Unlike two years ago when there was a whole contingent of mansion residents arguing over what to do, now it was only the four psis. Quentin watched the scene impassionately.

"Can you believe Qadir just ran away from this?"

Jean studied the officers as she listened to Quentin speak. She expected fire, and anger, and frustration. Instead, his words were detached and unfeeling. But she remembered his reaction on the journals to the event as being anything but detached.

"What would you have her do?"

"She could have skinned the pigs alive, started us a cookout." Quentin smirked and casually strolled across the street until he was only a few feet away from the cops. Their featureless faces turned from their victim to him, and one raised his baton. "Fuck you, too, bro."

There was something off about the victim. The silver skin was obvious, but Jim realized it had no face - just a vague impression of features. It was possible Quentin just hadn't gotten a good enough look for his memories to replicate it properly, but he doubted it. They weren't looking at a person. They were looking at a symbol.
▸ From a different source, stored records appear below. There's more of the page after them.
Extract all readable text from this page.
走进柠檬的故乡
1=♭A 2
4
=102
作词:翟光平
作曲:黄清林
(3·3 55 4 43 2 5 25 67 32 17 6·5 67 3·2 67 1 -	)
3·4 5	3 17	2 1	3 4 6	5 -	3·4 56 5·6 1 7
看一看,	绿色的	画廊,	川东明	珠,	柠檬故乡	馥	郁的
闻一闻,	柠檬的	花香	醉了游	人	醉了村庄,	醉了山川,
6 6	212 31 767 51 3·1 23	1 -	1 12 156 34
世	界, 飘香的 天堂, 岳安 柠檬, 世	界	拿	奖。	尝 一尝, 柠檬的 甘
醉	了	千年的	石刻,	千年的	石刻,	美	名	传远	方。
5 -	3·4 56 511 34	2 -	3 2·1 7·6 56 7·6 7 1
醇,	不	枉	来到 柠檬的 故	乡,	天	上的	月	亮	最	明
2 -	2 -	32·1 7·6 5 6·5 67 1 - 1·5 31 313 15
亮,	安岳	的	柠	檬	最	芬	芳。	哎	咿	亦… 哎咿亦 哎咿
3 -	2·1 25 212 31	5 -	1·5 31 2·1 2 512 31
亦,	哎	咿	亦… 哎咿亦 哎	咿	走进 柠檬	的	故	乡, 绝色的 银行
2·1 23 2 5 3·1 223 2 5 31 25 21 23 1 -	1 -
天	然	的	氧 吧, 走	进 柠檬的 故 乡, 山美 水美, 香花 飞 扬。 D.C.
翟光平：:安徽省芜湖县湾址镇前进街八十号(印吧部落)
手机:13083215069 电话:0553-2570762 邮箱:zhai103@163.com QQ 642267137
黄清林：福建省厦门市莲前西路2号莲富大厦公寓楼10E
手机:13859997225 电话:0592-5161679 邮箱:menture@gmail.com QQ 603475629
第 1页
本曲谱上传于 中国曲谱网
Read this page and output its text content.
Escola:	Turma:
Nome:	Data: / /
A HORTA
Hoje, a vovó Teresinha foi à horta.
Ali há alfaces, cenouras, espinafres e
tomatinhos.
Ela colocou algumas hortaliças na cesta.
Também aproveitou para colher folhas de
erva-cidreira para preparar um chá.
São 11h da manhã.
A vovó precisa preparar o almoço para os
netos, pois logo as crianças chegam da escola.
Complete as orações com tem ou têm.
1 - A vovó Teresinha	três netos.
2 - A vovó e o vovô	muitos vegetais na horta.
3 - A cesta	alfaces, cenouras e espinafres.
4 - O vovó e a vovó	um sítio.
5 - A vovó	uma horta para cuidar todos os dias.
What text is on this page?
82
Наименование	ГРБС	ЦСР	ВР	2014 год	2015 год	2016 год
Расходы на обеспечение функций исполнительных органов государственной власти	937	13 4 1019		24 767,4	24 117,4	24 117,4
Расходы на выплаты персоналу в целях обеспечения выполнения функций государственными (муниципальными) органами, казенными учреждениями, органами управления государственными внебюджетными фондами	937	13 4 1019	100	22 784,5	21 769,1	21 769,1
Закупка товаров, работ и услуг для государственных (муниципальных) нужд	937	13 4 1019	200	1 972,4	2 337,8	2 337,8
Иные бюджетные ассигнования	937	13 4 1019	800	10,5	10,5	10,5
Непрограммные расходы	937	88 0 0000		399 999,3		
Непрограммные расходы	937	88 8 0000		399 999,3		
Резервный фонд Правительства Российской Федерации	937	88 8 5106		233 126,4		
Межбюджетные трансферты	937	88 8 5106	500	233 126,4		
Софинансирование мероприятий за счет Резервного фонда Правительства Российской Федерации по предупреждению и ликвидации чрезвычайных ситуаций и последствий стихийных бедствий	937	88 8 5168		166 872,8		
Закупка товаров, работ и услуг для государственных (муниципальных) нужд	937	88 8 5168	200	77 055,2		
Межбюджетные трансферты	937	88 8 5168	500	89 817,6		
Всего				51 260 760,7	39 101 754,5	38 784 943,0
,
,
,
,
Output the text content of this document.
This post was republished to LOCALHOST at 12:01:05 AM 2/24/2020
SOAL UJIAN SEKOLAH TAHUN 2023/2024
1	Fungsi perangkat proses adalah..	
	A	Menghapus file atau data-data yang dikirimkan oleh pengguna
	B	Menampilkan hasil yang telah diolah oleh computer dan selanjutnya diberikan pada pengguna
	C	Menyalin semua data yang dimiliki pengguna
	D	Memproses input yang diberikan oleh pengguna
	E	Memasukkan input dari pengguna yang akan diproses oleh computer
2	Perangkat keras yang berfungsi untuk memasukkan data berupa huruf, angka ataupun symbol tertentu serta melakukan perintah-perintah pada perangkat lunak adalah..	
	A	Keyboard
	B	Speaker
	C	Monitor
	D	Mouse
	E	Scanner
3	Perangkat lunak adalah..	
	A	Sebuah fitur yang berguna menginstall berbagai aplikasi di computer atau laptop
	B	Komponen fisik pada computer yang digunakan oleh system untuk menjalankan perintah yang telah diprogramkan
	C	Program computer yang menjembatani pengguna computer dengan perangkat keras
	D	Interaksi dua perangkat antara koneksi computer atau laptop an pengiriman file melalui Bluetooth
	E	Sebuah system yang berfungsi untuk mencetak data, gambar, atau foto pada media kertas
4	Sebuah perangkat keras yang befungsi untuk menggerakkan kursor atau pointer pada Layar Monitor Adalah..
"Sooraya had the rest of you to worry about," Jim pointed out. "How would you have handled it?"

"Pretty sure I made that clear." The baton-wielding cop stood to his full height, towering several feet about Quentin, who just looked unamused at the threat. "My mistake was not pushing myself beyond what Xavier taught. He wanted to keep things basic, to protect myself. And to protect him from me, I wager. I think he's afraid of me."

The officer swung its baton, but Quentin neatly sidestepped it. He grinned, flashing his ivory-white teeth at it. His psychic gun appeared in his hand again, this time the Glock model preferred by the NYPD. "This is what I wanted to do, what I should have done, but I was too weak. Not anymore. How do you like me now?" he asked no one in particular, stepping up into the cop's space and shooting him clear through the throat. The cop popped like a water balloon, spraying its companions, its victim, and Quentin with black, inky blood. Quentin licked his lips. "As far as revenge fantasies go, this is pretty good."

Jean's eyes widened, and she reflexively lifted her hand to cover her face from the blood. A horrified expression crossed her face, and she found herself lingering on the body for a moment, stunned, before looking back to Quentin.

"Quentin, what the hell? You're better than this," she said.

"Are you sure about that?" asked Emma. She shrugged at the look Jean flashed her. "Someone once told me that no-one's a monster inside their own head. I just told them they didn't know me well enough." Her grin was somewhere between sickly and wicked. "Does this little fantasy have much longer to run, Quentin? As much fun as it is, I've got things to do."

"Sounds like a good philosophy. And no, I'm just about done." Quentin took out the other officers in quick succession before helping the the featureless victim to his feet. Just like the echo of Daniella, he vanished in a bright light, and once it dimmed, Quentin looked clean and healthy. All of the pedestrians disappeared, too, leaving the four of them alone on the street, which started to shake as if an earthquake we're striking.

"He's mad," Quentin said gleefully. "I don't think he has much left. Now's the Time to finish what I started."